Treasury Strategies Lobbies European Parliament on MMF Proposals

US treasury consulting firm Treasury Strategies has made public a letter that it recently submitted to members of the European Parliament (EP) regarding its proposed legislation affecting European domiciled money market mutual funds (MMFs).

“Since the debate has now moved from the regulators and into Parliament, we considered it important to share with the members of parliament [MPs] our work pertinent to the issues,” the firm comments.

In the letter, dated 30 January 2014, Treasury Strategies partners Tony Carfang and Cathy Gregg write: “As you know, MMFs are an important tool for corporations and institutions to effectively manage their daily cash flows. They also provide critical short-term credit to borrowers in the financial markets.”

The letter is accompanied by copy of the firm’s publication ‘European Money Market Mutual Fund Survey on Regulation – February 2013’. Carfang and Gregg write: “Our survey findings raise a serious concern that we bring to your attention:

“If proposed regulations restricting the operation of constant net asset value MMFs (CNAV) are enacted, corporate treasurers will greatly reduce their investments in these funds and transfer their cash into already swollen deposits at commercial banks. This will lead to increased concentration and risk in the banking sector while also depriving investors of an important liquidity management tool.”

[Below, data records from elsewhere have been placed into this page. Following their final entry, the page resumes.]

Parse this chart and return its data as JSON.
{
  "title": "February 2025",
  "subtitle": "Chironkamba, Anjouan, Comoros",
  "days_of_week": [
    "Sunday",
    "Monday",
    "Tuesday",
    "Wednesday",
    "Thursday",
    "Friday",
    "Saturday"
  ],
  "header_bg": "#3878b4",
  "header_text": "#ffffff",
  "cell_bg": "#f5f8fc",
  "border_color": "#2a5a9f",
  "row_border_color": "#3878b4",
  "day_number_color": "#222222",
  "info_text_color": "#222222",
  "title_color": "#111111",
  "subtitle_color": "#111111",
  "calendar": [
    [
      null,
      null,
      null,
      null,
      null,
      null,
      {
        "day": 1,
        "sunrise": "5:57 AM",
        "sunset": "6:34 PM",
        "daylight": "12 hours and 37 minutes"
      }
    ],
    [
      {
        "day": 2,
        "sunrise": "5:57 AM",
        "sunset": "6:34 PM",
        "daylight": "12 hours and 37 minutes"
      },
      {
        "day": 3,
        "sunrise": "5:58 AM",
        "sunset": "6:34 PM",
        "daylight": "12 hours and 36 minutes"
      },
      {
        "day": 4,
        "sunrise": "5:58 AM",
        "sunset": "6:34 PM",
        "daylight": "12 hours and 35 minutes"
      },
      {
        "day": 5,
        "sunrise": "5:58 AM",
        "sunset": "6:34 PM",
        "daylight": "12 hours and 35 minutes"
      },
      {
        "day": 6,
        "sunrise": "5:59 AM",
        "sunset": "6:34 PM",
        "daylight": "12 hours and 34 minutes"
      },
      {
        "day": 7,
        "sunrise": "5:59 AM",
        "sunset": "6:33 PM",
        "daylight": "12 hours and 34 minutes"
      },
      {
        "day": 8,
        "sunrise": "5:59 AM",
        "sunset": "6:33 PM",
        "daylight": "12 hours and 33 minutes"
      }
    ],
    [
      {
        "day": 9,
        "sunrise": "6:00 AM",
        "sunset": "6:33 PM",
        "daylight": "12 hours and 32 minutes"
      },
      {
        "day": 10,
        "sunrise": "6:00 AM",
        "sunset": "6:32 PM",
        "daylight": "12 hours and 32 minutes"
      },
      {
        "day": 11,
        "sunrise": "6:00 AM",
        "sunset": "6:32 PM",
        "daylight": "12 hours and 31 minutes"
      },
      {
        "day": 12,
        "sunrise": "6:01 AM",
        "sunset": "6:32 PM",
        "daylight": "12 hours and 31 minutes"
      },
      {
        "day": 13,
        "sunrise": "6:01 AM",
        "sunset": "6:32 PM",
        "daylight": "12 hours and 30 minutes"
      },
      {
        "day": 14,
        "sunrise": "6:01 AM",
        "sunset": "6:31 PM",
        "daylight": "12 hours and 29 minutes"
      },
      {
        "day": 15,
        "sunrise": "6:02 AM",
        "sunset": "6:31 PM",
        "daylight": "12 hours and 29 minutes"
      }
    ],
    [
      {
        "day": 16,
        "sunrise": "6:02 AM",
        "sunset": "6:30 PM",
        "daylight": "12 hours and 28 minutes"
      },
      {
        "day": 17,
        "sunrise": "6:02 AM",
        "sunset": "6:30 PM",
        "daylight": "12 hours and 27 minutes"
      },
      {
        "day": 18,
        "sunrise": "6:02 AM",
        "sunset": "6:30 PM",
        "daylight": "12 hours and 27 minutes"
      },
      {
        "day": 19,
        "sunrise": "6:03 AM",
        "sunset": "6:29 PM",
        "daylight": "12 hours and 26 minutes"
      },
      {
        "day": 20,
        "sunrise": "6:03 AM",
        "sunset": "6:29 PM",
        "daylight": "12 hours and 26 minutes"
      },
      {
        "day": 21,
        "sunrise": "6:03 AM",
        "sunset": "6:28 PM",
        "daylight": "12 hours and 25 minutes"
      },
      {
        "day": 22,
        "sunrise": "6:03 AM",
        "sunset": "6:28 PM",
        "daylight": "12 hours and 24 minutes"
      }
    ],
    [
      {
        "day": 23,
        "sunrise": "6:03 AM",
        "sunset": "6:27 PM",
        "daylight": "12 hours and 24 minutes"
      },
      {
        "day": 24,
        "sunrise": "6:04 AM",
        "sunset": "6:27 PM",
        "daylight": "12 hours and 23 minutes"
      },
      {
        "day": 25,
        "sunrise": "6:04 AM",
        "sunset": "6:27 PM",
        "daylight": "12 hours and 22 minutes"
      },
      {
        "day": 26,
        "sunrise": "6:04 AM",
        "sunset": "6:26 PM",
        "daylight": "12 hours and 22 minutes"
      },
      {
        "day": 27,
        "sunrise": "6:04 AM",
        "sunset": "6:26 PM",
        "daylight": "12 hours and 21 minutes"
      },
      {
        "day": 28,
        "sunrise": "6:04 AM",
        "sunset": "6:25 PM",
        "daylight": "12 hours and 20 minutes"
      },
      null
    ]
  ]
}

The letter continues: “The MMF industry in Europe is a significant one, and includes both CNAV funds and variable net asset value (VNAV) funds that fluctuate in value each day. Together these account for 25% of total corporate cash investments in Europe.”

It highlights the survey finding that 61% of corporate treasurers invest company cash in CNAV funds only, while 30% use a combination of VNAV and CNAV funds. However, the EP’s proposed regulations “will diminish the viability of the CNAV Funds.”

Among the survey’s other findings that are highlighted to MPs:

  • If CNAV funds were impaired by the proposed regulations, 69% of investors who invest only in CNAV funds would reduce or discontinue using MMFs. These investors represent 91% of the portfolio value reported in the survey.
  • Seventy-two per cent of CNAV investors would substitute European bank deposits as an alternative to some of their investment in MMFs.
  • Thirty-nine per cent of CNAV investors would substitute bank deposits in other jurisdictions as an alternative to some of their investment in MMFs.

Carfang and Gregg conclude that “the survey results further support the conclusions that MMFs have become a significant cash management tool for European institutions, that CNAV MMFs represent a large portion of MMF holdings by European institutions, and that changing European MMF regulations to require VNAV would significantly reduce investment in European MMFs.”